The country is saddled with a foreign debt of up to US$8 billion, which continues to frustrate efforts to secure new lines of credit for the economy as it heightens country risk.
Minister Ncube revealed this while responding to questions in Parliament on Wednesday.
He also said Government was taking bold steps to reduce its domestic debt.
“We are taking measures to reduce the debt. On the domestic front, between January and April, we have paid off part of the domestic debt. We have spent about RTGS$300 million to pay off the domestic debt and we will continue to reduce it,” he said.
“On the foreign debt, I must say that we have begun to make token payments to the World Bank, European Investment Bank and African Development Bank.”

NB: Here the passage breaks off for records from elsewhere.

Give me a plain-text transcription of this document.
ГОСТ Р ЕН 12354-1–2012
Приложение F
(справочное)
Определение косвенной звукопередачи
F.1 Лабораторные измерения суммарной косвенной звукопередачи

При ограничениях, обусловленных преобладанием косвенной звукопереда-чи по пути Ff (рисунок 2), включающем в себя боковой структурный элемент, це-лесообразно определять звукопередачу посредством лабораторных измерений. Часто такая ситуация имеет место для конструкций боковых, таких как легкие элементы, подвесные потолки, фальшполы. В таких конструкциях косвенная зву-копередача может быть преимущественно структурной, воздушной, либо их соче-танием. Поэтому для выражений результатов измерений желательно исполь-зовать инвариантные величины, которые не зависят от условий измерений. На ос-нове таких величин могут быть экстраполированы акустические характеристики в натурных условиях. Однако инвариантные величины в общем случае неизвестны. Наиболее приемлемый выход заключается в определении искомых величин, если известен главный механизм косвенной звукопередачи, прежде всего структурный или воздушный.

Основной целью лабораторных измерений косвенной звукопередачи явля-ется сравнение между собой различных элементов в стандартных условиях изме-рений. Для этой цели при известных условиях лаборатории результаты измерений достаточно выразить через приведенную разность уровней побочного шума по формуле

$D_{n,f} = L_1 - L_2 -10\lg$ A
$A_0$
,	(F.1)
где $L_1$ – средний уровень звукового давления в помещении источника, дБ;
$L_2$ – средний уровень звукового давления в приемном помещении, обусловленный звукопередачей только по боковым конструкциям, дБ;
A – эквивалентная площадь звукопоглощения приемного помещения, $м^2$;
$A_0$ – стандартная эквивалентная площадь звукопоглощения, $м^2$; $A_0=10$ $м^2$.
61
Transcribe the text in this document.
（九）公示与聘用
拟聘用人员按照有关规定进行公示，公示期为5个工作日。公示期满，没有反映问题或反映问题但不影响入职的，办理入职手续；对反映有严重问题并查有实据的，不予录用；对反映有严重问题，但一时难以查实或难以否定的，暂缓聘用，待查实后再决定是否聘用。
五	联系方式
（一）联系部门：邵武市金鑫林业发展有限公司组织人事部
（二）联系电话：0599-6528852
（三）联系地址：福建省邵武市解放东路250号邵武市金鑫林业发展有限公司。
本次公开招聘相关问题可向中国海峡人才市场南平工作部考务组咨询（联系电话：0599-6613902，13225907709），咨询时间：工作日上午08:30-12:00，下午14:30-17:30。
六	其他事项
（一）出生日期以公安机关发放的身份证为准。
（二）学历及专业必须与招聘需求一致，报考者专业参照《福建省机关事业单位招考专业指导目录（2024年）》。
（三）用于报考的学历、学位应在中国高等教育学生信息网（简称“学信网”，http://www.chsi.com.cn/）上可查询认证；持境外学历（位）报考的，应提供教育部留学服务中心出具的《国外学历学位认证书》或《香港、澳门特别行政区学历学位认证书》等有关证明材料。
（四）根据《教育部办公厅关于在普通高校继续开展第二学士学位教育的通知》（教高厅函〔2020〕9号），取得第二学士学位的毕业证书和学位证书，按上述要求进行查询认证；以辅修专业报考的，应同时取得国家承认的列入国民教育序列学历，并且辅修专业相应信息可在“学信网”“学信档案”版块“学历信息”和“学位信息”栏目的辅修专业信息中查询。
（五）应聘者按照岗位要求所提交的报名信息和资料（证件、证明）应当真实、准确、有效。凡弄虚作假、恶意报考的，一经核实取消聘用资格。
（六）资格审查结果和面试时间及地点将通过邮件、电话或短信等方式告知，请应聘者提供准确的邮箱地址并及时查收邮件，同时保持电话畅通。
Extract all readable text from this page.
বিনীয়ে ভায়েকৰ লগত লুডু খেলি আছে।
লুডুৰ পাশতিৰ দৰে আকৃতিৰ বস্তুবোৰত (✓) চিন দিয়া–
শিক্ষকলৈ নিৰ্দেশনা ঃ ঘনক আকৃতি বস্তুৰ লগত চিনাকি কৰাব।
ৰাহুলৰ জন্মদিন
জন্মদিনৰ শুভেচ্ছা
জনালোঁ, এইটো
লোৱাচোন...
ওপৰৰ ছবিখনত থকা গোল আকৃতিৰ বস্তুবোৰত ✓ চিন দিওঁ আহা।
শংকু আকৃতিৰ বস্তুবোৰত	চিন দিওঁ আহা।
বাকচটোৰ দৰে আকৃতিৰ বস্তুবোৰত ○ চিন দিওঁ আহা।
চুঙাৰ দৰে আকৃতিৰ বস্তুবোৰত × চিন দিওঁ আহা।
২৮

Prof Ncube said the country was on a roadmap to clear external areas and the process involved coming up with the Transitional Stabilisation Programme (TSP), which had already been approved by external creditors.
“They (external creditors) did that in Bali in October last year. There was a need for us to sign up on a Staff Monitored Programme with the IMF (International Monetary Fund). The Staff Monitored Programme is the only door through which we have to walk in order to deal with our arrears clearance programme.
“The Lima plan that was put in place was not accepted by the creditors as it was in terms of structure and architecture, so we have a new plan now, which involves the Staff Monitored Programme . . . , at that moment, we will then seek a bridge loan from the G7 community for us to breach the gap because we are short of $1,3 billion.
“We will seek a bridge loan so that we can clear the arrears for the World Bank, African Development Bank and the European Investment Bank,” said the Minister.
Once this is done, Prof Ncube said Government would immediately move to the last phase of the arrears clearance programme with the bilateral creditors in the Paris Club.
“I have engaged them extensively and I really mean extensively and again we are clear on that. Once we have done the IFIs (International Financial Institutions) clearance, it will even be easier to deal with the second stage because the main shareholders controlling these IFIs at that stage are the same creditors who sit in the Paris Club and again, we will be able to restructure the debt at that stage. So, we have a plan,” he said.
“We are clear and I think that the first trigger point in terms of actual clearance is January 2020.”
Government is leaving no stone unturned as it moves to stabilise the economy although some of the measures have been misinterpreted by some sections of the business community.
Some sections of the business community have responded by increasing prices of commodities upon introduction of some fiscal or monetary policy measures, much to the disadvantage of the general population.
However, Minister Ncube is on record that these austerity measures will not last long and by next year a number of them will be relaxed as the country starts to enter the phase of prosperity.